There is a kernel of truth in this; there is no clear Biblical statement giving us a calendar for when to keep the Lord’s Supper. Such things are not consistent with the freedom of the New Covenant (Galatians 4:9-10). Each church should order its own affairs as it is led by the Bible and wisdom, and answers to Christ alone.

If that is what “a matter of indifference” means, then this is fine. But if somebody means that they are indifferent as to whether we remember the Redeemer’s death often or rarely, I disagree very much. If they mean that there is no point considering the points raised this far, or there is no particular benefit in using the means which Jesus himself gave us on the night he was betrayed more frequently rather than less frequently, I definitely object. If it means that they believe that we, fallen sons of Adam, can do equally as well by using it only one week out of several as each week, then I think they are very wrong. I say, let us try to only eat our physical food one day in the week; let us read our Bibles only once a fortnight, and let us hear sermons only once a month; then we will soon understand this point!

A closely related question is, “are there not more important matters that we could be paying attention to than this one?” Is not discussing the frequency of the Lord’s Supper something of a luxury in the situation of Kenyan Christianity? I think not. I think that the Bible and history both show us that true reform, alongside all the other problems of churches, will always pays the closest attention to the reform of worship. Everything in life flows out from our worship. Worship is central, and mistakes in other parts of our life can be related closely to mistakes in worship. Other papers of this collection try to “join some of the dots” between different challenges and issues we are facing, and I would argue that this one issue is an important part of a larger whole.

Other believers might be worried about the issue of “sacramentalism”. If we have the sacrament too often, then won’t we be on the road to Rome, and in danger of neglecting the preached Word? I have already tried to answer this question by saying, “No”. The preached Word and the visible Sign are not competing with each other. They complement, rely upon and strengthen each other. We should be aware of the abuses of other churches, and the dangers in them. But using the ordinance that Christ gave to symbolise the gospel is not, in itself, a danger to anyone. Roman Catholicism corrupted both the Word and the Supper by disbelieving the former and then changing the meaning of the latter.
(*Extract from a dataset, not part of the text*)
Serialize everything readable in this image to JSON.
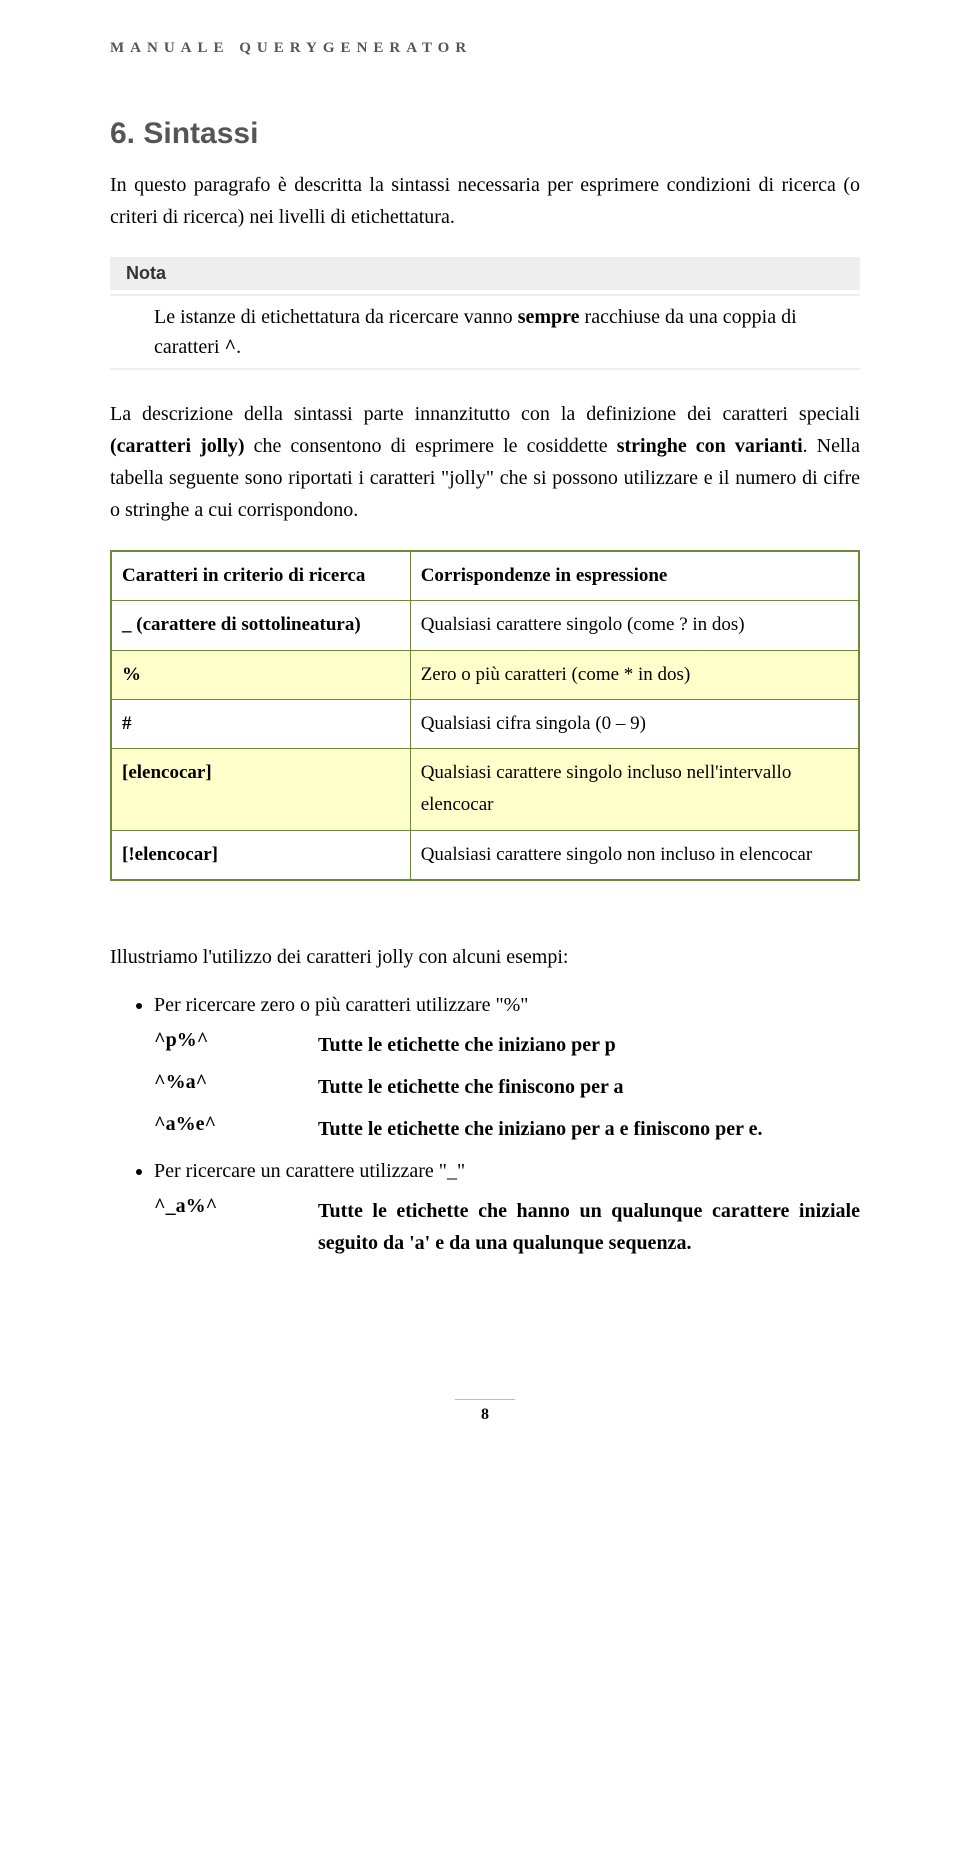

I am not arguing for doing either!

Sometimes it is said that if we have the Lord’s Supper too often, then we will make it seem common. We will trivialise it, and people will become too familiar with it. They will treat it lightly, and be in danger of failing to “discern the body and blood of Christ”, bringing judgment upon themselves and upon the church (1 Corinthians 11:27-31). By keeping it only monthly, we will keep it special.

In answering this, I ask if our solution is any better. By making the Supper an infrequent event which is implicitly of less usefulness to Christians as a church (compared to preaching, singing and praying), have we not diminished it? It is possible to trivialise anything. Because we are sinners, familiarity does breed contempt. The Biblical solution to this problem is not to prevent familiarity. It is to “watch” against contempt (1 Timothy 4:6, 2 Timothy 4:5). Nobody suggests that we should cut down on preaching, in case it causes contempt. Rather we say there needs to be more preaching, with the prayer that God will bless it and use it. In the same way, I conclude that there needs to be more frequent and more prayerful use of the gift of the Supper.